Rerouting on the Open Ocean?

By Charlie Briley | October 21, 2021

It is pretty widely known that with the development of the Covid-19 Pandemic came the quick and utter halt to international trade. Countries imposed isolationist policy, and exports and imports slowed heavily.

While some of this was due to the limit on foreign trade and travel, most was an inadvertent effect of closing businesses, as brick and mortar establishments no longer had demand for large amounts of inventory. Not by choice necessarily, rather as a result of a sharp decrease with in-person shopping. As stores like Macy’s and JCPenney saw a decline in sales, large e-commerce businesses grew (like Amazon), which slowed imports from other countries heavily.

However, within the past several months, as countries begin to reopen and consumer optimism grows, international trade is returning to the prowess it once was pre-pandemic. Unfortunately, severe roadblocks are standing in the way for many companies and countries.

Across the United States lie coastal ports equipped to unload large container vessels carrying goods ranging from food to clothing. Ports such as Los Angeles, Virginia, Savannah, and Oakland comprise some of the largest in the US, but they are struggling. With the return to ocean-going international trade, there has been a fight for ports, communities, and logistics companies to maintain adequate efficiency in the supply chain. In particular, the shipping lanes and routes from Asia to the US (California) prove to be the most hindered, as they are the largest by sheer volume of goods.

The west coast is home to many ports, including Los Angeles, Oakland, Seattle, and even Vancouver. Yet, container ships packed with millions in goods remain idle in the harbor waiting for their chance to offload. While a seemingly simple solution could be to redirect ships to more available harbors on the south or east coast, capital remains a challenge. Container ships are so large and costly that the extra time to travel through the Panama Canal and into US territorial waters is just too expensive. The world watched as earlier this year, as the Suez Canal was shut down for several weeks. Many ships decided to wait for the container ship to be dislodged from the Canal rather than reroute. Why? Remaining in place and waiting was the cheaper option. Shipping companies would rather wait – save money and reduce liability than detour around. The same principle is occurring now, which is why west coast ports are inundated with a traffic jam of ships.

While this is an indication of a rebirth in our economy, the large influx of goods could signal a scary shift in our post-pandemic economy. With imports rising significantly, the country could see a larger trade deficit on the horizon and the outflow of business to neighboring countries.
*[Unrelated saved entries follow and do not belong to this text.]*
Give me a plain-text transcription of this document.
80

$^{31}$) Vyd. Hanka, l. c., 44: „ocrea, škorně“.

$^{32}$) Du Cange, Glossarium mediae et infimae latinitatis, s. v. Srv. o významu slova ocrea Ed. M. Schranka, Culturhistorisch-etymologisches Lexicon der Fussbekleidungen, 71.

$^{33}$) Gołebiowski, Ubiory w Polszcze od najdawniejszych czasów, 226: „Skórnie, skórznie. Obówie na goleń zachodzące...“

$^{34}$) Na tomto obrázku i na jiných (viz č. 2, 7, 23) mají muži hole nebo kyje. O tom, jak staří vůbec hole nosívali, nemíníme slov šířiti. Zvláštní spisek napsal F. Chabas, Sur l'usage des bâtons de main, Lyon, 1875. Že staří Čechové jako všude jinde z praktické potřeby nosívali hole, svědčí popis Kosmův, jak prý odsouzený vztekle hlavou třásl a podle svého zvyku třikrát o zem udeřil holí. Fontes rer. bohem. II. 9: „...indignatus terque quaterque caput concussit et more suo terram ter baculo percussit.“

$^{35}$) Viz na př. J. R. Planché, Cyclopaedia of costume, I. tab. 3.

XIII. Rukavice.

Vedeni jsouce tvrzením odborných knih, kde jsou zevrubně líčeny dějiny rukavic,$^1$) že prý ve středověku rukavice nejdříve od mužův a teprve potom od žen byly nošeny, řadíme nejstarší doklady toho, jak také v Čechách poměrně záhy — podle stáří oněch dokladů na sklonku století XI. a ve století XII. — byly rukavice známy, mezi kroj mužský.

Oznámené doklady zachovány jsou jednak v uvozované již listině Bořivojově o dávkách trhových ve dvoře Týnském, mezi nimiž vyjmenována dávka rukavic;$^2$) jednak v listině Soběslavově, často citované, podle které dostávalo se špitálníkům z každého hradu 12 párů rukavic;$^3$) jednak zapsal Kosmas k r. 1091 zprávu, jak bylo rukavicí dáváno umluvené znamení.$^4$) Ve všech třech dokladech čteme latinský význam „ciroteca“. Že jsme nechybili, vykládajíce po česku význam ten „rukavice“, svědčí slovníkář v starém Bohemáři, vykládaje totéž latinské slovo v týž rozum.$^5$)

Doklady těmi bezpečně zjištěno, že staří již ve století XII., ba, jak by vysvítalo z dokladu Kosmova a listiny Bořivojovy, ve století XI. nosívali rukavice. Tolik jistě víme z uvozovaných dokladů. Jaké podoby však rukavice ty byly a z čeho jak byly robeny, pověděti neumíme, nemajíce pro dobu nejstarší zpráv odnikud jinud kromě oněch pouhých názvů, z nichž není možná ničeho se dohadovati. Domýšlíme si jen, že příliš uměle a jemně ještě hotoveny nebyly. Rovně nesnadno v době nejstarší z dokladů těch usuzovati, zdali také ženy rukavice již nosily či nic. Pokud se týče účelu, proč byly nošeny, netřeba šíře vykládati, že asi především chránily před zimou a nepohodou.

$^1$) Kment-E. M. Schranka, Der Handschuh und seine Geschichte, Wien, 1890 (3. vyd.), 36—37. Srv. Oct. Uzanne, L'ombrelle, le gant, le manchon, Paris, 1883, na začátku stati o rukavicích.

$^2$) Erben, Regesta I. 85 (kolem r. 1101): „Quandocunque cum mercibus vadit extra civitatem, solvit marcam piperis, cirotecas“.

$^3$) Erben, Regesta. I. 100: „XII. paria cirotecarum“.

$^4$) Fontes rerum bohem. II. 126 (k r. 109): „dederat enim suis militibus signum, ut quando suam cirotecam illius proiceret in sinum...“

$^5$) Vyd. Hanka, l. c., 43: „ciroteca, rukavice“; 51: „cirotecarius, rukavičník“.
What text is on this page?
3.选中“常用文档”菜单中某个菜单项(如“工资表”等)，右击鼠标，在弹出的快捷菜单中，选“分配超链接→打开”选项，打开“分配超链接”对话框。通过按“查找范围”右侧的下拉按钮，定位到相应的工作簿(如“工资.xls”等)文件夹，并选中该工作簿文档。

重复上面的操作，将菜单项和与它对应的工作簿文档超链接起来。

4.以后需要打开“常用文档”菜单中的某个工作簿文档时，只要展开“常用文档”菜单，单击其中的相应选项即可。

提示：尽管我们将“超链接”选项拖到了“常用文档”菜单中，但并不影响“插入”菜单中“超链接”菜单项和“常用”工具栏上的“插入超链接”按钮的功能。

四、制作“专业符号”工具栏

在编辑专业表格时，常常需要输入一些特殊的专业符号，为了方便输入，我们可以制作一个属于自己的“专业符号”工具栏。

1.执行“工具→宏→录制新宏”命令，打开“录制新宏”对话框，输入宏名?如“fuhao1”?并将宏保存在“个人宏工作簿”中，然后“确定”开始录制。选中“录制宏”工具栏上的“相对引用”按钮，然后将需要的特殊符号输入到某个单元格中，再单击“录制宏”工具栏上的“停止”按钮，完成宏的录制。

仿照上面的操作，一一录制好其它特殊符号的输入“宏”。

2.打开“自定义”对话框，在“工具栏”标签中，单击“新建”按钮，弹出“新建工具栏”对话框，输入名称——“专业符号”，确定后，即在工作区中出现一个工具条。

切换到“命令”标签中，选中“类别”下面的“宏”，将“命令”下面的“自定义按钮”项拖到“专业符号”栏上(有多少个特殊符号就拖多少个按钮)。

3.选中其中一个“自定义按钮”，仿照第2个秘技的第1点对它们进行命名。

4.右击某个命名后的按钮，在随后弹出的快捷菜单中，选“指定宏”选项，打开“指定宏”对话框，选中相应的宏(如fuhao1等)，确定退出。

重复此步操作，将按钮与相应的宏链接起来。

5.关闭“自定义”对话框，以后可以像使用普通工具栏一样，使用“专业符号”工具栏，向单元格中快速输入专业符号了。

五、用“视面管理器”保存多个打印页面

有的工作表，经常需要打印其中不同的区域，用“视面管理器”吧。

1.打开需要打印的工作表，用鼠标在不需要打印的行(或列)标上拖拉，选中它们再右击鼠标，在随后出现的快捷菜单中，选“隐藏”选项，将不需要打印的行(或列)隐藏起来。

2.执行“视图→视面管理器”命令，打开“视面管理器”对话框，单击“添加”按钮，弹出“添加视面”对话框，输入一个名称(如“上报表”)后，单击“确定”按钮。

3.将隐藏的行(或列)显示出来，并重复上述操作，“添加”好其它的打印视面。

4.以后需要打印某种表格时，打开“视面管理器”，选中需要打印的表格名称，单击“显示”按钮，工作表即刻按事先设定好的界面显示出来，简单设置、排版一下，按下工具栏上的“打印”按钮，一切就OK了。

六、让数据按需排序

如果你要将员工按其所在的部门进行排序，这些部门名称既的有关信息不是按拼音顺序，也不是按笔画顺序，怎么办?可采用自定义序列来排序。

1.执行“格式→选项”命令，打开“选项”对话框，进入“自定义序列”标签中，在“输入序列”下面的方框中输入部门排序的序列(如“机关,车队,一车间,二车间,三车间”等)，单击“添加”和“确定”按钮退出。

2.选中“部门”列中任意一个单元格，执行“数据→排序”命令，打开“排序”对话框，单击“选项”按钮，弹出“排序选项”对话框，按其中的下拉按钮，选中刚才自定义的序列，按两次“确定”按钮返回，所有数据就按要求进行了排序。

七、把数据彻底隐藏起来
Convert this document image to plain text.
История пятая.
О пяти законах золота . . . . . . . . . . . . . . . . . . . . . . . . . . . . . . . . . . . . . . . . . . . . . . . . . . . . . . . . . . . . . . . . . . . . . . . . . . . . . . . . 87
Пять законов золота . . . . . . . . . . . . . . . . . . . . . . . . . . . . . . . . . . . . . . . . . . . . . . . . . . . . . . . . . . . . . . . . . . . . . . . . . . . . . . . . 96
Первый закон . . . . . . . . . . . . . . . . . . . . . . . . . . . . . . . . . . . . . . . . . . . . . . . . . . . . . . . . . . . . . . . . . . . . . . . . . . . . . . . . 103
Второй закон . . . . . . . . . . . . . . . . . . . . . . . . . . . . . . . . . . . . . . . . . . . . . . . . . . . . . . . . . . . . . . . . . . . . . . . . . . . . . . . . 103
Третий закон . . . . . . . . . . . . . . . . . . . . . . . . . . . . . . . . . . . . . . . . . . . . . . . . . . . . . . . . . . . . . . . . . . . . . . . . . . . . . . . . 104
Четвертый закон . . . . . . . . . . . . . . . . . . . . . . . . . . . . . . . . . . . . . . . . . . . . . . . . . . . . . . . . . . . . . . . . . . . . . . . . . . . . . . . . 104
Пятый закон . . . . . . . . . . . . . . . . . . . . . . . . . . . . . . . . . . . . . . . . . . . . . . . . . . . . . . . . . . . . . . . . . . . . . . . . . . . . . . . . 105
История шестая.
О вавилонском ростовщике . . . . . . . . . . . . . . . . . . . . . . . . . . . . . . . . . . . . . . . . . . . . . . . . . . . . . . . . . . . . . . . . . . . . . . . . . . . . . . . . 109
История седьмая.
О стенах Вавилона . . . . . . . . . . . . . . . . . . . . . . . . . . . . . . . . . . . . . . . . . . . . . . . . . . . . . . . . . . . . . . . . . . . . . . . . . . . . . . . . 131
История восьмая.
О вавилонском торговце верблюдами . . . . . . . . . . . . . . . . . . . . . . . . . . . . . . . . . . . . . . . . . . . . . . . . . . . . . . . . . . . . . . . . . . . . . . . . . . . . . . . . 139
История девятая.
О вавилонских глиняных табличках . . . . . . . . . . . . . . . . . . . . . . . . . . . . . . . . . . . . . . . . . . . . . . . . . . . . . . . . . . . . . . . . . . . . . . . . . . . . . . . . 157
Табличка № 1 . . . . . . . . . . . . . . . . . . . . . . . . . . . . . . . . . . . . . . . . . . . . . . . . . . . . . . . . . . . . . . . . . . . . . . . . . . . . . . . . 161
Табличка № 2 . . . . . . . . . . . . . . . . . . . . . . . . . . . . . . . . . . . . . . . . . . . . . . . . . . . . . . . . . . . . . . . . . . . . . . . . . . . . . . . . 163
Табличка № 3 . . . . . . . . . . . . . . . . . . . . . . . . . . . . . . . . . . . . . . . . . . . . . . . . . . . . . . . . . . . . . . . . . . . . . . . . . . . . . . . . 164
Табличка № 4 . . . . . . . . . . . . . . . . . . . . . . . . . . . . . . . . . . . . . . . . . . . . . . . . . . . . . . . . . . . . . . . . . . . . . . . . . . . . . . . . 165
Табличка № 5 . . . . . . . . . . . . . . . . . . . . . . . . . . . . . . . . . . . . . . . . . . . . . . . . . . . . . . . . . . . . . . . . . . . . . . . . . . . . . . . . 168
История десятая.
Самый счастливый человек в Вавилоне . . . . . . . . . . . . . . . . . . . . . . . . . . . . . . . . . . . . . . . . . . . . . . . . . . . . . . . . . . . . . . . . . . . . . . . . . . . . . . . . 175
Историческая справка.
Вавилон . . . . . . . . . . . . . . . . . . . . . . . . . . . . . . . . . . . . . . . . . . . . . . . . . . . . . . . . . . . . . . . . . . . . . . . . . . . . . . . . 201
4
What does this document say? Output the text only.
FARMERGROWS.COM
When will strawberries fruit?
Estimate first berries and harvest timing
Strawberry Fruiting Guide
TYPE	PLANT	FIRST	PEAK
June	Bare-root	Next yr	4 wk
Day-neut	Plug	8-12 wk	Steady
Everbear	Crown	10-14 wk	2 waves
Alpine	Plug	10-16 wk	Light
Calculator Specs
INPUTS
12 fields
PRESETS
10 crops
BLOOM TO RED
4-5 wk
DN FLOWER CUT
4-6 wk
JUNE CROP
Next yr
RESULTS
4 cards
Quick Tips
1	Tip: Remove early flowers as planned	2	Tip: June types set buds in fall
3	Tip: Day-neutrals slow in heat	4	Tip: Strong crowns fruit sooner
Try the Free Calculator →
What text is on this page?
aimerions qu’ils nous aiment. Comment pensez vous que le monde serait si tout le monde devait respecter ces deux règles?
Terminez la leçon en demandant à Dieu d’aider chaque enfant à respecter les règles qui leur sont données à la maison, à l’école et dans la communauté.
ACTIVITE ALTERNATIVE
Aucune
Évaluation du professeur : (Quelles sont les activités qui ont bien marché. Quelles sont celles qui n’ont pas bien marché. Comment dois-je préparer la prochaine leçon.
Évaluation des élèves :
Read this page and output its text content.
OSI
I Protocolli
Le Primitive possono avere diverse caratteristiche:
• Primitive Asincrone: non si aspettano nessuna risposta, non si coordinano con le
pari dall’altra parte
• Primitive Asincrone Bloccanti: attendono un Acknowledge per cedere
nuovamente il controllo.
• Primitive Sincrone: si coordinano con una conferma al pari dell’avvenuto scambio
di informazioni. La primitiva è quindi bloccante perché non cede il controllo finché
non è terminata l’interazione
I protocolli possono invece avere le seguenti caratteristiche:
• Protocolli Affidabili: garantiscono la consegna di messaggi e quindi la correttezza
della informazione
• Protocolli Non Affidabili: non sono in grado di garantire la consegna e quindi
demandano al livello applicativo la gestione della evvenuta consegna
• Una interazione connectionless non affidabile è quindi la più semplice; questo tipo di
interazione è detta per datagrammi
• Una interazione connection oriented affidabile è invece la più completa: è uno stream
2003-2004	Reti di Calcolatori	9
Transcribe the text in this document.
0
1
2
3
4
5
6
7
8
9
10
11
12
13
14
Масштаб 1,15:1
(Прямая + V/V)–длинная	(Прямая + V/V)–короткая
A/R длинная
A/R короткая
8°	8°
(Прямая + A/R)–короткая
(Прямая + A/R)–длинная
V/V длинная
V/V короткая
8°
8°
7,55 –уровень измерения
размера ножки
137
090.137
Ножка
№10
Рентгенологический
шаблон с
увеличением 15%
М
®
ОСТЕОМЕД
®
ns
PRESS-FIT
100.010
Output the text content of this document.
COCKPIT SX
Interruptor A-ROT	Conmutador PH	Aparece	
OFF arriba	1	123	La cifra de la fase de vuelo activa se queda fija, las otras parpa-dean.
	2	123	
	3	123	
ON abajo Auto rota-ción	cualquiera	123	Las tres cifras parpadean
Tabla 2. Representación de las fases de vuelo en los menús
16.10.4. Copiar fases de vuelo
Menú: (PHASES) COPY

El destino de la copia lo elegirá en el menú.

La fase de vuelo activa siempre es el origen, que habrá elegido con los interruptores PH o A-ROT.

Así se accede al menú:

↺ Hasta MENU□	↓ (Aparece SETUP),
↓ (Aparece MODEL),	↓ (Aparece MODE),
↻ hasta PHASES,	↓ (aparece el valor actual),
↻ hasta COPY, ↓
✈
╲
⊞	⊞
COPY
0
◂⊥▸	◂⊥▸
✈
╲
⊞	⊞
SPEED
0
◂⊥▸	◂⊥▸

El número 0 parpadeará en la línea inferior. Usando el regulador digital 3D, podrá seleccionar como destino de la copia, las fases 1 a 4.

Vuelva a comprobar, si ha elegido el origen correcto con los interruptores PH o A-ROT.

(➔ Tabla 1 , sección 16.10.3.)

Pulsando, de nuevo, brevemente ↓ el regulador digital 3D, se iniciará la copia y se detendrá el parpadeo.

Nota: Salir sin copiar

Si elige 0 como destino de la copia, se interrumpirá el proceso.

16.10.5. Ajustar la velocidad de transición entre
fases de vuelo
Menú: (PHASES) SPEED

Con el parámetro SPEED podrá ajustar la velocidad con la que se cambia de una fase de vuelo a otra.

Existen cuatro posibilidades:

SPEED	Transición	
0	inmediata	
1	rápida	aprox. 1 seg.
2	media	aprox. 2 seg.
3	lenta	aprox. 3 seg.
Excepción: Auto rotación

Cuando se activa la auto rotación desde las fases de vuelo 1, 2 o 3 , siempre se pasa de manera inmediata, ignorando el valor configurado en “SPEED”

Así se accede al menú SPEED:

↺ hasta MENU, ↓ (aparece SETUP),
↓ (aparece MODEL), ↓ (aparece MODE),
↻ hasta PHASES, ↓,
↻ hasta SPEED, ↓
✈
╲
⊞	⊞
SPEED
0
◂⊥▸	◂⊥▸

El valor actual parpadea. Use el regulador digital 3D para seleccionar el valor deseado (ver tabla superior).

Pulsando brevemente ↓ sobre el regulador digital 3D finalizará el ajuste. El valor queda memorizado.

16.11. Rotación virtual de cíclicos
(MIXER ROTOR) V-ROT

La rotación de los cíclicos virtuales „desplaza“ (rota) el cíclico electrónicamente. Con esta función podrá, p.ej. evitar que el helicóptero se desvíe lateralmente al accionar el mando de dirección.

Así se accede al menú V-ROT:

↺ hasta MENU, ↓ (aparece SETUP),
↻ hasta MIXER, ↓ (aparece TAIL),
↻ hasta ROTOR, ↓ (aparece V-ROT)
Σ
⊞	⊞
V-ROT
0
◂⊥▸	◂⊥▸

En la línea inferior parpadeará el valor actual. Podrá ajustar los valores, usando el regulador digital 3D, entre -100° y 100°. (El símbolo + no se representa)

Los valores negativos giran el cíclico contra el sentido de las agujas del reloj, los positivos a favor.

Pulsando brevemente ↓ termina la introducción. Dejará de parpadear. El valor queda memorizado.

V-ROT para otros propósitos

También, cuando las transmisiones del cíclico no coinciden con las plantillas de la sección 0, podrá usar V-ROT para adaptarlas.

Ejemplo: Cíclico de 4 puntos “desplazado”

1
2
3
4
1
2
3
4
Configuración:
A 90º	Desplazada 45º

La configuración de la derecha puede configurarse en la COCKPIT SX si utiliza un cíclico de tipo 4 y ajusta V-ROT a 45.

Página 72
While under “normal” (non-pandemic) circumstances, this might not be as impactful, our economy is still trying to recover from months of shutdown and a mountain of federal debt.

As the country enters into one of the most commercialized times of the year (i.e. the holidays), international trade should and will certainly be a top priority that needs to be considered as an economist along with the current administration grappling with recovering and boosting our economy, as well as ensuring supply chain efficiency.